Worst performer of the month was Mitsubishi, which is in the process of gradually pulling out of Europe with sales off 64.5% at 3,726. Maybe not so gradual. Honda, which is shutting down its British factory this year, saw its sales dive 53.9% to 3,182. Jaguar, which announced this week it will be all-electric by 2025, saw its sales plunge 52% to 2,005.
(Photo by JEFF KOWALSKY/AFP via Getty Images)
AFP via Getty ImagesVW has a close competitor for the first time. Its brands – VW, Audi, Skoda, SEAT, Porsche, Bentley, Lamborghini – will face down Stellantis with - Peugeot, Citroen, Opel/Vauxhall, Fiat, Jeep, Lancia, Chrysler, DS. And Alfa Romeo, plus a couple of minnows. And speaking of minnows, Stellantis's two premium wannabe brands DS – minus 45.4% at 2,653 and Alfa Romeo minus 47.9% 1,670 – suffered more than most.
ACEA, in a statement earlier this month said 2021 will mark a first step in the recovery from the coronavirus pandemic, although the chip shortage is a concern.
“The fallout of COVID is expected to persist in the first quarter of 2021, but the EU car market should pick up in the second half of the year as vaccination programs progress,” ACEA said.

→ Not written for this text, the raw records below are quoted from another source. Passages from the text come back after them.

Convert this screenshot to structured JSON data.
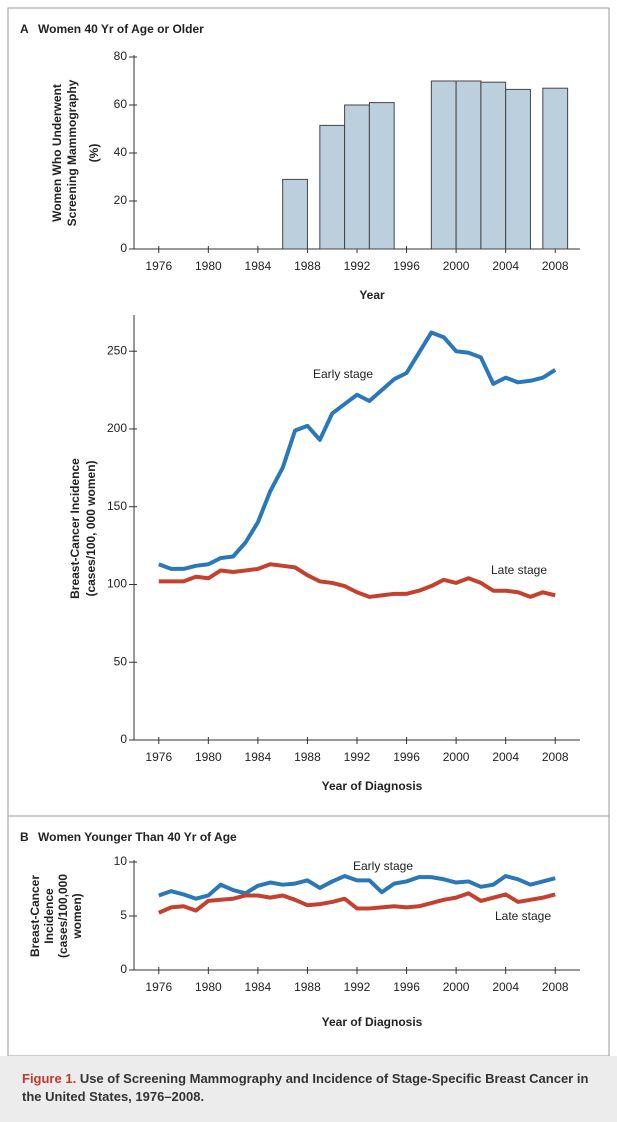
{
  "chart_data": [
    {
      "type": "bar",
      "panel": "A",
      "title": "Women 40 Yr of Age or Older",
      "ylabel": [
        "Women Who Underwent",
        "Screening Mammography",
        "(%)"
      ],
      "xlabel": "Year",
      "x": [
        1987,
        1990,
        1992,
        1994,
        1999,
        2001,
        2003,
        2005,
        2008
      ],
      "values": [
        29,
        51.5,
        60,
        61,
        70,
        70,
        69.5,
        66.5,
        67
      ],
      "color": "#bccfdc",
      "xlim": [
        1974,
        2010
      ],
      "xticks": [
        1976,
        1980,
        1984,
        1988,
        1992,
        1996,
        2000,
        2004,
        2008
      ],
      "ylim": [
        0,
        80
      ],
      "yticks": [
        0,
        20,
        40,
        60,
        80
      ]
    },
    {
      "type": "line",
      "ylabel": [
        "Breast-Cancer Incidence",
        "(cases/100, 000 women)"
      ],
      "xlabel": "Year of Diagnosis",
      "x": [
        1976,
        1977,
        1978,
        1979,
        1980,
        1981,
        1982,
        1983,
        1984,
        1985,
        1986,
        1987,
        1988,
        1989,
        1990,
        1991,
        1992,
        1993,
        1994,
        1995,
        1996,
        1997,
        1998,
        1999,
        2000,
        2001,
        2002,
        2003,
        2004,
        2005,
        2006,
        2007,
        2008
      ],
      "series": [
        {
          "name": "Early stage",
          "color": "#2a78b8",
          "values": [
            113,
            110,
            110,
            112,
            113,
            117,
            118,
            127,
            140,
            160,
            175,
            199,
            202,
            193,
            210,
            216,
            222,
            218,
            225,
            232,
            236,
            249,
            262,
            259,
            250,
            249,
            246,
            229,
            233,
            230,
            231,
            233,
            238
          ]
        },
        {
          "name": "Late stage",
          "color": "#c4412f",
          "values": [
            102,
            102,
            102,
            105,
            104,
            109,
            108,
            109,
            110,
            113,
            112,
            111,
            106,
            102,
            101,
            99,
            95,
            92,
            93,
            94,
            94,
            96,
            99,
            103,
            101,
            104,
            101,
            96,
            96,
            95,
            92,
            95,
            93
          ]
        }
      ],
      "xlim": [
        1974,
        2010
      ],
      "xticks": [
        1976,
        1980,
        1984,
        1988,
        1992,
        1996,
        2000,
        2004,
        2008
      ],
      "ylim": [
        0,
        272
      ],
      "yticks": [
        0,
        50,
        100,
        150,
        200,
        250
      ]
    },
    {
      "type": "line",
      "panel": "B",
      "title": "Women Younger Than 40 Yr of Age",
      "ylabel": [
        "Breast-Cancer",
        "Incidence",
        "(cases/100,000",
        "women)"
      ],
      "xlabel": "Year of Diagnosis",
      "x": [
        1976,
        1977,
        1978,
        1979,
        1980,
        1981,
        1982,
        1983,
        1984,
        1985,
        1986,
        1987,
        1988,
        1989,
        1990,
        1991,
        1992,
        1993,
        1994,
        1995,
        1996,
        1997,
        1998,
        1999,
        2000,
        2001,
        2002,
        2003,
        2004,
        2005,
        2006,
        2007,
        2008
      ],
      "series": [
        {
          "name": "Early stage",
          "color": "#2a78b8",
          "values": [
            6.9,
            7.3,
            7.0,
            6.6,
            6.9,
            7.9,
            7.4,
            7.1,
            7.8,
            8.1,
            7.9,
            8.0,
            8.3,
            7.6,
            8.2,
            8.7,
            8.3,
            8.3,
            7.2,
            8.0,
            8.2,
            8.6,
            8.6,
            8.4,
            8.1,
            8.2,
            7.7,
            7.9,
            8.7,
            8.4,
            7.9,
            8.2,
            8.5
          ]
        },
        {
          "name": "Late stage",
          "color": "#c4412f",
          "values": [
            5.3,
            5.8,
            5.9,
            5.5,
            6.4,
            6.5,
            6.6,
            6.9,
            6.9,
            6.7,
            6.9,
            6.5,
            6.0,
            6.1,
            6.3,
            6.6,
            5.7,
            5.7,
            5.8,
            5.9,
            5.8,
            5.9,
            6.2,
            6.5,
            6.7,
            7.1,
            6.4,
            6.7,
            7.0,
            6.3,
            6.5,
            6.7,
            7.0
          ]
        }
      ],
      "xlim": [
        1974,
        2010
      ],
      "xticks": [
        1976,
        1980,
        1984,
        1988,
        1992,
        1996,
        2000,
        2004,
        2008
      ],
      "ylim": [
        0,
        10
      ],
      "yticks": [
        0,
        5,
        10
      ]
    }
  ],
  "caption": {
    "label": "Figure 1.",
    "text": "Use of Screening Mammography and Incidence of Stage-Specific Breast Cancer in the United States, 1976–2008."
  }
}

“Recent microchip shortages illustrate how disruptive a sudden interruption of crucial supplies can be to the industry, with its complex supply chains and a just-in-time business model that already is under a pressure because of Brexit,” ACEA said.
LMC Automotive expressed similar worries.
“We have lowered our outlook for 2021 since last month’s report as lockdowns aimed at suppressing the spread of COVID-19 apply even greater downward pressure on near-term sales than previously assumed. There is light at the end of the tunnel in the form of mass immunization, and we maintain the expectation that selling rates will improve from the summer onwards. However, the path of recovery hinges on the success of the vaccine roll-out; added to this forecast risk, the auto chip shortage presents a further potential brake to near-term sales,” LMC Automotive said.